Nous avons peut-être été exposés au covid.
Posiblemente hemos estado expuestos a covid.
Wir waren möglicherweise covid ausgesetzt.
meh – it doesn’t matter how you say it. Last week we spent a day in tentative quarantine to wait for test results when we had been exposed to an active positive COVID friend through a mutual buddy. What a weird day to wait and see if we had to cancel our hosting Thanksgiving for 10 – some of which were traveling over 8 hours to visit. Spoiler – everyone who interacted with the positive COVID person has fully tested negative, so we were in the clear and proceeded with the things of the Thanksgiving with our group of 10. LUCKY for sure.
This was a wake-up call to reign in the slack. We’d been at a few primarily unmasked outdoor social events recently and hugging friends. Unless they are medically unable to receive a vaccination, or an under-5, most of our social circle are vaccinated with at least one jab/shot/inoculation. The day our visiting Thanksgiving people left, I received my booster. My body tends to react to any vaccine, and the booster remained on point with this trend. About 48 hours of fever, headache, swollen/red/tender arm and neck, red cheeks, nausea, debilitating joint pain, and extreme exhaustion. You know what I didn’t have? COVID requiring hospitalization or death leaving my 13-year-old parentless. You’re welcome, community/world – I am not deliberately leaving a vulnerable child subject to further trauma and he still has a chance to be a productive empathetic contributing member of our human society. So there’s that. At least for today, we are okay.
Over this past week, I thought a lot about how many people are struggling this time of year. The people who cannot be with loved ones for whatever reason. The people who came before us who we pretend to venerate on Thanksgiving but who we stole lands from and committed genocide on. The people who did not receive good news about being infected with COVID or some other scary diagnosis. I don’t bring this up it’s because I feel the need to tamp down any positive experience with tragedy. I do think it is more difficult to appreciate the wonder of what is when we fail to recognize the reality of how we got here or what is happening around us.

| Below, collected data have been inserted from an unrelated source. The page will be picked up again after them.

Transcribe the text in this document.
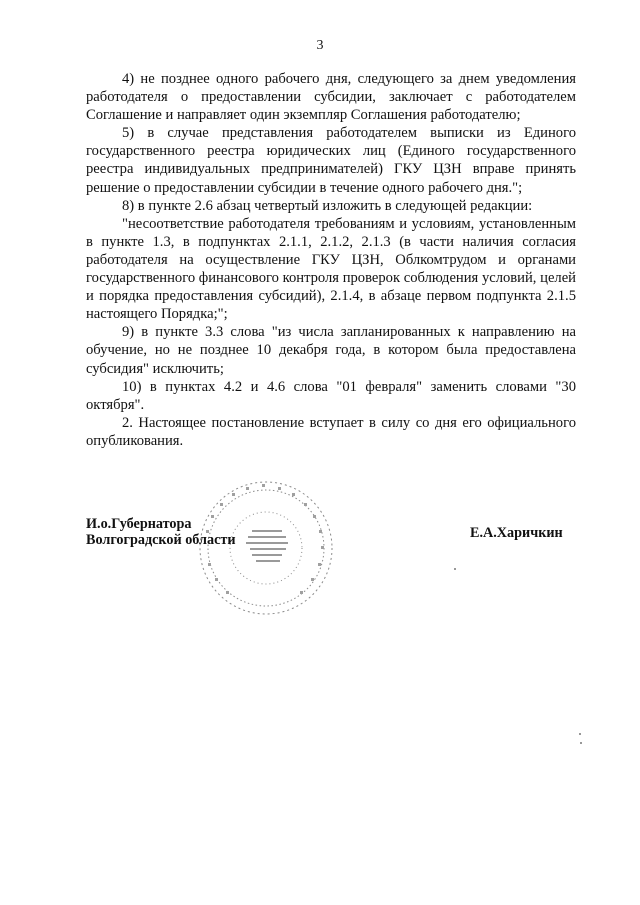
3

4) не позднее одного рабочего дня, следующего за днем уведомления работодателя о предоставлении субсидии, заключает с работодателем Соглашение и направляет один экземпляр Соглашения работодателю;

5) в случае представления работодателем выписки из Единого государственного реестра юридических лиц (Единого государственного реестра индивидуальных предпринимателей) ГКУ ЦЗН вправе принять решение о предоставлении субсидии в течение одного рабочего дня.";

8) в пункте 2.6 абзац четвертый изложить в следующей редакции:

"несоответствие работодателя требованиям и условиям, установленным в пункте 1.3, в подпунктах 2.1.1, 2.1.2, 2.1.3 (в части наличия согласия работодателя на осуществление ГКУ ЦЗН, Облкомтрудом и органами государственного финансового контроля проверок соблюдения условий, целей и порядка предоставления субсидий), 2.1.4, в абзаце первом подпункта 2.1.5 настоящего Порядка;";

9) в пункте 3.3 слова "из числа запланированных к направлению на обучение, но не позднее 10 декабря года, в котором была предоставлена субсидия" исключить;

10) в пунктах 4.2 и 4.6 слова "01 февраля" заменить словами "30 октября".

2. Настоящее постановление вступает в силу со дня его официального опубликования.

И.о.Губернатора
Волгоградской области	Е.А.Харичкин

The Piscataway, Iroquois, Susquehannock, and other woodland native tribes once moved through the area where I live. The Iroquois nation developed and negotiated agreements between tribes through a vast council where all tribes could be represented (but not necessarily have a say in decisions), including European settler representatives. Of course, when decisions were made that did not suite us (my settler ancestors), we used force and viral warfare. That’s right, we deliberately sent infected people, blankets and other trade items into native tribes so that the tribe members would become ill and die.
There isn’t any chance that we did not understand this was morally reprehensible and wrong. Deliberately sending infections into places where we knew people did not have any immunity build-up or access to any cures. *sigh* Now we pretend our motives for infection spread are about our personal freedom and liberties to conduct our bodies as we see fit even when we know there are those in our communities who cannot receive immune support. Despite having access to better, faster, and more information about diseases and human behaviors, along with technology support, it turns out we aren’t that evolved from our European colonizers in the 17th/18th centuries. Freedom, personal agency, liberty does not extend to putting someone else’s life on the line when you exercise your rights. Hello seatbelts, speed limits, drunk-driving rules, no-smoking zones, vaccine requirements, food labels and regulations, water contaminate disclosures, hazardous waste disposal rules, OSHA…
In this country, ages 5+ have easy ready access to a COVID vaccine and ages 18+ have easy ready access to boosters 6 months out from vaccines. We all have easy access to masks. Our government has treated non-white people like crap. We must do better to earn respect, gain trust through accountability, and recruit everyone who is able to receive the vaccine. We also need to wear masks inside and outside in crowds at all times for the next year at least. Our vulnerable populations depend on those of us who can to do what we can. Exercise our freedom, personal agency, and liberty by doing our part to take care of our community, if for no other reason than that when we are in need (and all of us are at some point) our community can be there for us too.
That’s my two cents on the COVID shiz.
The chestnut oak I had cut down almost two months ago probably saw a Piscataway family heading down to one of the Chesapeake tributaries to gather water or follow deer and turkey for a tasty feast, as they prepared for wintering. I thought about them as I sat with my sweet SonHerisme and family as I ate my little plate of green beans, mashed potatoes, and vege dressing and gave thanks for all of the things.
I am very thankful for you. Thank you for sharing this space with me and for “liking” and commenting as you can when you can. I hope that you are more often surrounded by health and comfort than not. And fairy lights.
Love, Ms. Herisme xoxo
ps. In other news, I am once again re-reading A New Earth. It turns out, I can’t not do the things of the efforts and trying for something, anything, no matter the pain it brings from the inevitable disappointments. So there it is.